今回発表された論文は、海の化学成分の変化に注目している。海底にはもともと金属が沈殿しているが、栄養分の増加(富栄養化)などによって海の酸素濃度が低下すると、そうした金属が水に溶け出す。結果、金属への接触が増えたプランクトンに奇形が起こったと考えられる。
「複数の個体が結合したものや、器官が通常の数倍に大きくなった個体、つながった卵を思い浮かべてください」と、論文の著者である古生物学者タイス・ヴァンデンブルック氏は語る。
ヴァンデンブルック氏の研究チームは、リビア砂漠に掘られた深さ2000メートルの穴から採掘した化石を分析した。この化石からは予想より100倍も多くの奇形の例が見つかり、重金属濃度は最大で予想の10倍に達した。奇形はとくに、キチノゾアンと呼ばれるボトルのような形状をした生物に顕著に現れていた。
論文の共著者で、米国地質調査所の地球化学者ポール・エムスボ氏によると、同様の奇形は今日の海水・淡水生物にも見られ、これは高濃度の有毒金属にさらされた証拠だという。たとえば現生の珪藻類はきれいな形の殻に覆われているが、「その殻がジグザグにゆがむなど、変形している例が見られます」。こうした珪藻類の奇形は、水の金属汚染を調べる際の手がかりとされている。(参考記事:「赤く染まる豪州の海、藻が大量発生」)
太陽光やpH濃度、塩分濃度の変化によっても海洋生物の奇形は起きるが、オルドビス紀からシルル紀にかけての大量絶滅の初期に、こうした変化が起きた証拠はほとんど見つかっていない。このため、きわめて高濃度の有毒金属が絶滅の原因であったと考えられ、他の時期の大量絶滅においても何らかの影響を及ぼした可能性がある。
重金属は貝の形成を阻害し、また魚、鳥、人間の体にも有害だ。鉛はあらゆる脊椎動物にとって有毒であり、ヒ素はガンの原因となる。

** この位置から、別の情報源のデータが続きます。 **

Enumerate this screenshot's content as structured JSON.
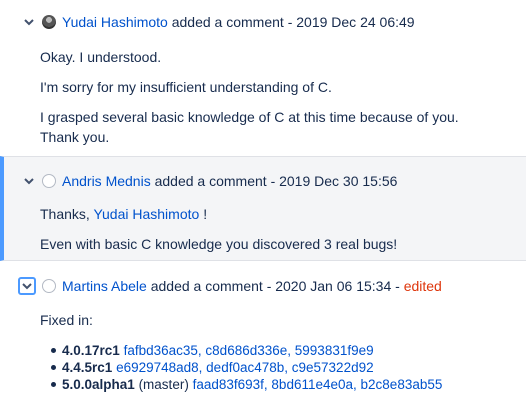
{
  "comments": [
    {
      "author": "Yudai Hashimoto",
      "action": "added a comment",
      "timestamp": "- 2019 Dec 24 06:49",
      "paragraphs": [
        "Okay. I understood.",
        "I'm sorry for my insufficient understanding of C.",
        "I grasped several basic knowledge of C at this time because of you.",
        "Thank you."
      ]
    },
    {
      "author": "Andris Mednis",
      "action": "added a comment",
      "timestamp": "- 2019 Dec 30 15:56",
      "thanks_prefix": "Thanks,",
      "mention": "Yudai Hashimoto",
      "thanks_suffix": "!",
      "paragraph2": "Even with basic C knowledge you discovered 3 real bugs!"
    },
    {
      "author": "Martins Abele",
      "action": "added a comment",
      "timestamp": "- 2020 Jan 06 15:34 -",
      "edited": "edited",
      "fixed_in_label": "Fixed in:",
      "fixes": [
        {
          "version": "4.0.17rc1",
          "note": "",
          "hashes": [
            "fafbd36ac35,",
            "c8d686d336e,",
            "5993831f9e9"
          ]
        },
        {
          "version": "4.4.5rc1",
          "note": "",
          "hashes": [
            "e6929748ad8,",
            "dedf0ac478b,",
            "c9e57322d92"
          ]
        },
        {
          "version": "5.0.0alpha1",
          "note": "(master)",
          "hashes": [
            "faad83f693f,",
            "8bd611e4e0a,",
            "b2c8e83ab55"
          ]
        }
      ]
    }
  ],
  "colors": {
    "link": "#0052cc",
    "text": "#172b4d",
    "edited": "#de350b",
    "highlight_border": "#4c9aff",
    "highlight_bg": "#f4f5f7"
  },
  "icons": {
    "chevron": "chevron-down-icon",
    "avatar_photo": "user-avatar",
    "avatar_default": "default-avatar-icon"
  }
}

なぜ海中の酸素欠乏が生じたのかは定かではないが、おそらくは窒素などの栄養分が増えたことで植物の成長が加速し、酸素を使い果たしてしまったのだろうと推測される。
現在、デッドゾーンと呼ばれる酸欠海域が世界各地で拡大している。たとえば米国ミシシッピ川河口では、都市部や農場から窒素を豊富に含む排水や肥料が流れ込み、巨大な酸欠海域が生じている。さらには温暖化の影響で深海の酸素が減少し、非常に広範囲の海域が、海洋生物が生息できない状況に陥っているという。(参考記事:「「海の酸性化からサンゴを守る応急処置」)
こうした海域では、今後さらに重金属の濃度が高まる可能性もあるが、過去に大量絶滅を引き起こしたような規模になることはまずないだろう。
それでも「論文では古代の海の変化に注目していますが、現代の海にも類似する点があります。人間が世界の海に流出させている物質が引き起こす現象を解明するために、この研究が大きな一助となるかもしれません」とエムスボ氏は言う。